Home Auto Peggiora la qualità dell’aria? Colpa delle auto per il 60%

Peggiora la qualità dell’aria? Colpa delle auto per il 60%

0
CONDIVIDI
mobilitaria

 Il 2019 è stato un anno nero per la qualità dell’aria: 26 i centri urbani sono fuorilegge sia per polveri sottili (PM10) sia per l’ozono (O3). Prima Torino con 147 giornate fuorilegge (86 per il PM10 e 61 per l’ozono), seguita da Lodi e Pavia. Sono i dati contenuti nel report Mal d’aria 2019 recentemente pubblicato da Legambiente. La causa? Quella principale è il traffico, almeno nelle città: uno studio specifico condotto da Arpa Lazio e Ispra  su Roma conclude che  «nel Comune di Roma le emissioni di polveri sottili in atmosfera (Pm10), generate dal settore trasporti, sono pari a circa il 60% del totale; quelle generate dal riscaldamento domestico sono invece pari al 30%».

 

La quota rimanente di emissioni (pari al 10%) riguarda altre sorgenti, come industria e settore agricolo, prosegue la nota diffusa da Arpa Lazio. Che aggiunge: «Il traffico,  non genera solo le emissioni di Pm10 ma, nella città di Roma, è responsabile di circa il 70% delle emissioni di ossidi di azoto (NOx). Queste contribuiscono alla formazione di ulteriori polveri, il cosiddetto Pm10 secondario, che si va ad aggiungere a quello emesso direttamente dai veicoli». Non è detto che Milano, dove il sindaco Sala ha decretato la prima “domenica senza auto”, sia nelle stesse identiche condizioni; ma certamente è falso affermare che le auto contribuiscono in modo marginale a compromettere la qualità dell’aria.

2019, anno nero delle polveri sottili

Tornando al report Legambiente: dal 2010 al 2019 il 28% delle città monitorate da Legambiente ha superato ogni anno i limiti giornalieri di PM10. Torino prima in classifica 7 volte su 10 con un totale di 1086 giorni di inquinamento in città. Per Legambiente, quindi «servono interventi su tutte le fonti di inquinamento a partire dalla mobilità urbana».

E il 2020 è iniziato ancor peggio

Nelle prime tre settimane del 2020 Frosinone e Milano (19), Padova, Torino e Treviso sono i centri urbani che hanno superato per 18 giorni i limiti di PM10. Male anche Napoli (16) e Roma (15). Un’emergenza smog che ha segnato anche il 2019 con 54 capoluoghi di provincia oltre il limite previsto per le polveri sottili (PM10) o per l’ozono (O3), stabiliti rispettivamente in 35 e 25 giorni nell’anno solare. In 26 dei 54 capoluoghi, il limite è stato superato per entrambi i parametri.

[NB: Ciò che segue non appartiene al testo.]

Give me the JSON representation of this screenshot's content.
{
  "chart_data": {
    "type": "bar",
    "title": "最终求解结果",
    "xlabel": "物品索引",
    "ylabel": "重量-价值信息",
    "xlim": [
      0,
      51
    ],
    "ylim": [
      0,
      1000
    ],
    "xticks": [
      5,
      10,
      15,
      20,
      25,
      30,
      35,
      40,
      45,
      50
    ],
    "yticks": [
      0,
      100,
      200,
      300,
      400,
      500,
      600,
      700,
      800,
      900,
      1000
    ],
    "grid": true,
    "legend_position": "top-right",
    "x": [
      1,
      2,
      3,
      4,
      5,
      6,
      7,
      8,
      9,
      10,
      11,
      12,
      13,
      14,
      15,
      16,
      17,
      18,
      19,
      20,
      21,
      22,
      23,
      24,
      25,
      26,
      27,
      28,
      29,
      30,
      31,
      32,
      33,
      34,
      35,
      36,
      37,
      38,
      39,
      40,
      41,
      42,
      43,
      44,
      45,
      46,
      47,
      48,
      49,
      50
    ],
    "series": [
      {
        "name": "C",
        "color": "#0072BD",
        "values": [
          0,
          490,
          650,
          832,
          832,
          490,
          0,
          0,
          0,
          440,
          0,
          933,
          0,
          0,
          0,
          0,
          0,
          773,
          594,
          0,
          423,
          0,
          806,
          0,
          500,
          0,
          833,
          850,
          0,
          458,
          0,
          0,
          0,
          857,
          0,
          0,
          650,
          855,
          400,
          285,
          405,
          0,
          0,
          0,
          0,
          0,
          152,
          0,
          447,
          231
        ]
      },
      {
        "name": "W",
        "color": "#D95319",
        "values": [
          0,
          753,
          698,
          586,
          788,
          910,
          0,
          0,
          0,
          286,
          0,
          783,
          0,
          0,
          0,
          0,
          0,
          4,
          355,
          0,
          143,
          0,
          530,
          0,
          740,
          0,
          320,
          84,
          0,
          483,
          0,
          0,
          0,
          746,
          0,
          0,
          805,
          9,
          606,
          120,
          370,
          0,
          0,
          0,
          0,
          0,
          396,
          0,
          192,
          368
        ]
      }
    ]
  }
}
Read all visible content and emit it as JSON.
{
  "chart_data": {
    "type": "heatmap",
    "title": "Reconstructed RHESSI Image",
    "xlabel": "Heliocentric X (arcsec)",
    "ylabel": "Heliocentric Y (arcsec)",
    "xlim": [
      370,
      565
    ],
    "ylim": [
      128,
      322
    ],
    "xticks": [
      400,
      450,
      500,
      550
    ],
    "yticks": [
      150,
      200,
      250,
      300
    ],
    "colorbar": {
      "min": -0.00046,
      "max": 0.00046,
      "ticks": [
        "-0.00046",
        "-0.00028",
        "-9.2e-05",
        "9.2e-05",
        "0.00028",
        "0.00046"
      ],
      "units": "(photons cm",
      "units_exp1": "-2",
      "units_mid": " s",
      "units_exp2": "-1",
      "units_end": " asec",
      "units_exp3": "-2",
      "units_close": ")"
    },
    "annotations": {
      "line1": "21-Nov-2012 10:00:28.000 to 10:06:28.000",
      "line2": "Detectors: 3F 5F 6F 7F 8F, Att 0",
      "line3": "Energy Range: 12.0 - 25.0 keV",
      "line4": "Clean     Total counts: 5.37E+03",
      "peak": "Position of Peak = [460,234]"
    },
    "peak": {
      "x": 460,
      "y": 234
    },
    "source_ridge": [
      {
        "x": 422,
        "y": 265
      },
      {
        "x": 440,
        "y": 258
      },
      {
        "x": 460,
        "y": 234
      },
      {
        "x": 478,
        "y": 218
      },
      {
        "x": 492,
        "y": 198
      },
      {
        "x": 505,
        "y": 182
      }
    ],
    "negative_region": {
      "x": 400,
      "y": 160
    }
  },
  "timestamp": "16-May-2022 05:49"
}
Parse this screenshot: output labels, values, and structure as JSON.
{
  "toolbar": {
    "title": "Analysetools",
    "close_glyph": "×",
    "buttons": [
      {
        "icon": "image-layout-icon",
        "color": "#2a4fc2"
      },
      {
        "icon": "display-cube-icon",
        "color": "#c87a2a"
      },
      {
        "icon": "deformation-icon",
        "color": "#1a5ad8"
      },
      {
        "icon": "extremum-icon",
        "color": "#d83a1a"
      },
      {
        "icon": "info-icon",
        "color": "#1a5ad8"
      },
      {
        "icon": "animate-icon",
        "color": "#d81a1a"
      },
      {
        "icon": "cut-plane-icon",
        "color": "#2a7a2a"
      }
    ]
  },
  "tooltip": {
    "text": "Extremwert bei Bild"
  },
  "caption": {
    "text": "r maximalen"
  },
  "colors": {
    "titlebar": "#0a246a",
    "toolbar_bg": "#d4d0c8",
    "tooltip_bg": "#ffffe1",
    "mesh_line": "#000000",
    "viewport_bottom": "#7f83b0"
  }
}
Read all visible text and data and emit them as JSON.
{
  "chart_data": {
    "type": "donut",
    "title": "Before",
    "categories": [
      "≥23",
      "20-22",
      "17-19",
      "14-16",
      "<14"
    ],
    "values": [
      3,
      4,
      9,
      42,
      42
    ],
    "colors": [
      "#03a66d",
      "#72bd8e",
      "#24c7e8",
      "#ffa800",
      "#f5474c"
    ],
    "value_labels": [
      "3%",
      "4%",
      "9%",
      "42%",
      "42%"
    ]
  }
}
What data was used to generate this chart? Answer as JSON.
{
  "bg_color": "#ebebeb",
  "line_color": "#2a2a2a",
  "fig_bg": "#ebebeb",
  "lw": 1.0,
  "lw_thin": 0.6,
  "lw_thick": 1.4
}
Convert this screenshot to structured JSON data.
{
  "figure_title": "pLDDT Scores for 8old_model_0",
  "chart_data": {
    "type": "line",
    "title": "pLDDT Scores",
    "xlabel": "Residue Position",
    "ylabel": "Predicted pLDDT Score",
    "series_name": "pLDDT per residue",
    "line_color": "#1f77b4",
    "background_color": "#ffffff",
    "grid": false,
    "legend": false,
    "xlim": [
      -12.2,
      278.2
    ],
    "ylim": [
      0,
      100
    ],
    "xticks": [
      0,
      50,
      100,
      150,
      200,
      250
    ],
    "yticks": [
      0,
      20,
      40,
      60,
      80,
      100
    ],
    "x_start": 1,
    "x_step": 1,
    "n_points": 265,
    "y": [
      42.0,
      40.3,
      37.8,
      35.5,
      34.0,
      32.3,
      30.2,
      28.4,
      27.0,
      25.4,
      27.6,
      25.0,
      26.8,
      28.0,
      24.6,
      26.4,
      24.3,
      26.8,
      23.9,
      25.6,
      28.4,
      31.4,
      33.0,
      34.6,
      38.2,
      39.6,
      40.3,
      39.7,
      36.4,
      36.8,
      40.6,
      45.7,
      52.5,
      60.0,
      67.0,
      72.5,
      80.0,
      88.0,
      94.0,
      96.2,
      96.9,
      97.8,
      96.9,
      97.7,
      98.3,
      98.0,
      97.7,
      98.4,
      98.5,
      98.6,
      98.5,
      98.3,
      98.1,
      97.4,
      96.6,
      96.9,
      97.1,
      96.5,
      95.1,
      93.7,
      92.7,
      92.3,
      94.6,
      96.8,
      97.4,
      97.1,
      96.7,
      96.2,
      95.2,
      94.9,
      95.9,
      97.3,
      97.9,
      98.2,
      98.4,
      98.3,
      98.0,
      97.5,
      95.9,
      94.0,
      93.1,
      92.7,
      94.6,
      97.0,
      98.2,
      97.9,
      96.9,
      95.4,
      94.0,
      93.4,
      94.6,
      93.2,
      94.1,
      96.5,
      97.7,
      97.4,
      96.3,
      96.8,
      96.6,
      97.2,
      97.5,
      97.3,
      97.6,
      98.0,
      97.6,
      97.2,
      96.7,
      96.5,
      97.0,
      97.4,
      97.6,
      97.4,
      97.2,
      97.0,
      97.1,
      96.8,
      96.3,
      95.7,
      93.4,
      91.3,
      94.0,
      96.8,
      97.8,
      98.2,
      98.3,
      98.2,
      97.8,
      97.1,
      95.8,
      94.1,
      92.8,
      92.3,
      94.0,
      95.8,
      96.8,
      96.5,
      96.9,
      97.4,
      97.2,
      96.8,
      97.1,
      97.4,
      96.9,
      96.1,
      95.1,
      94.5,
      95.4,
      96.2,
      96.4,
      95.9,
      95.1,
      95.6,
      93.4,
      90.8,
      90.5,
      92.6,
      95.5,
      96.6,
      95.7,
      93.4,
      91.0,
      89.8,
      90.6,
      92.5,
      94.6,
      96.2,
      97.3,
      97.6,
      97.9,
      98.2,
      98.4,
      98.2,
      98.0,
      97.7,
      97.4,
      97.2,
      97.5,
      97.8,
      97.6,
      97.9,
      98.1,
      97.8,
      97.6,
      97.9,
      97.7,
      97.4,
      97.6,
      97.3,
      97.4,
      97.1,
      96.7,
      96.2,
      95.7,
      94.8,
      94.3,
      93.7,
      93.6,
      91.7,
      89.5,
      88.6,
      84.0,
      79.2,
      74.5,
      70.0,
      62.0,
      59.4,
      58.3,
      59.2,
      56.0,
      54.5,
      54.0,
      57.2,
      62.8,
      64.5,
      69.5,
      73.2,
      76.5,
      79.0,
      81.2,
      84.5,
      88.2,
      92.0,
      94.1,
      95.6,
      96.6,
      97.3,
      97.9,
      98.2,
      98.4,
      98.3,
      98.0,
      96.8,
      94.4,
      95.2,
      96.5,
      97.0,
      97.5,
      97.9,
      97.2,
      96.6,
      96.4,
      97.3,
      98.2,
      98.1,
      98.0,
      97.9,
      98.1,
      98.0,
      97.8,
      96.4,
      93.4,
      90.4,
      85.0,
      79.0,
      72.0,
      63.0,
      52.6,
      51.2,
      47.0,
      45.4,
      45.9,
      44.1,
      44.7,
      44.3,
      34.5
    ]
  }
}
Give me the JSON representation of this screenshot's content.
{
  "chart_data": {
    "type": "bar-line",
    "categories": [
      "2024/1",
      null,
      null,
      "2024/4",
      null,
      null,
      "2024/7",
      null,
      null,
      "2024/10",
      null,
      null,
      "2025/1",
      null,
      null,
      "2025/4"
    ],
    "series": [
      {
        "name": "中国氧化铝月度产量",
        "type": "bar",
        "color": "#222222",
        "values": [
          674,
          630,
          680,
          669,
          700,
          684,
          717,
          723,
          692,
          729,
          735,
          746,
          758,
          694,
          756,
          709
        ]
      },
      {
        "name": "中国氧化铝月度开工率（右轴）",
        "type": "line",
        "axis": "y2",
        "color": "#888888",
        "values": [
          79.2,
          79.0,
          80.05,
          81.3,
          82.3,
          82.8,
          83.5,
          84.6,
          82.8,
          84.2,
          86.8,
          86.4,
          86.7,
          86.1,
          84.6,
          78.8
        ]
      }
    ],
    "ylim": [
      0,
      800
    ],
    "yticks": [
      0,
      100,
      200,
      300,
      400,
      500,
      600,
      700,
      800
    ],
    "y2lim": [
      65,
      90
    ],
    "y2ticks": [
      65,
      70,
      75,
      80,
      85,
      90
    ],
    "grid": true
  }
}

Legambiente, il traffico sotto accusa

Il peggioramento della qualità dell’aria «trova nel trasporto stradale una delle principali fonti di emissioni di inquinanti atmosferici nelle aree urbane» Senza dimenticare le altre sorgenti come il riscaldamento domestico, l’industria e l’agricoltura. «Settori sui quali occorre intervenire in maniera sinergica».

“Ampliare i blocchi del traffico”

Andrea Minutolo, coordinatore dell’ufficio scientifico  afferma poi che «il tanto discusso blocco del traffico,  per essere veramente efficace e incidere sulla qualità dell’aria in città, dovrebbe essere strutturata ed ampliata progressivamente nei prossimi anni affinché diventi permanente».

Ogni anno, nota Legambiente, sono oltre 60mila le morti premature in Italia dovute all’inquinamento atmosferico. Determinano un danno economico, stimato sulla base dei costi sanitari comprendenti le malattie, le cure, le visite, i giorni di lavoro persi, che solo in Italia oscilla tra 47 e 142 miliardi di euro all’anno.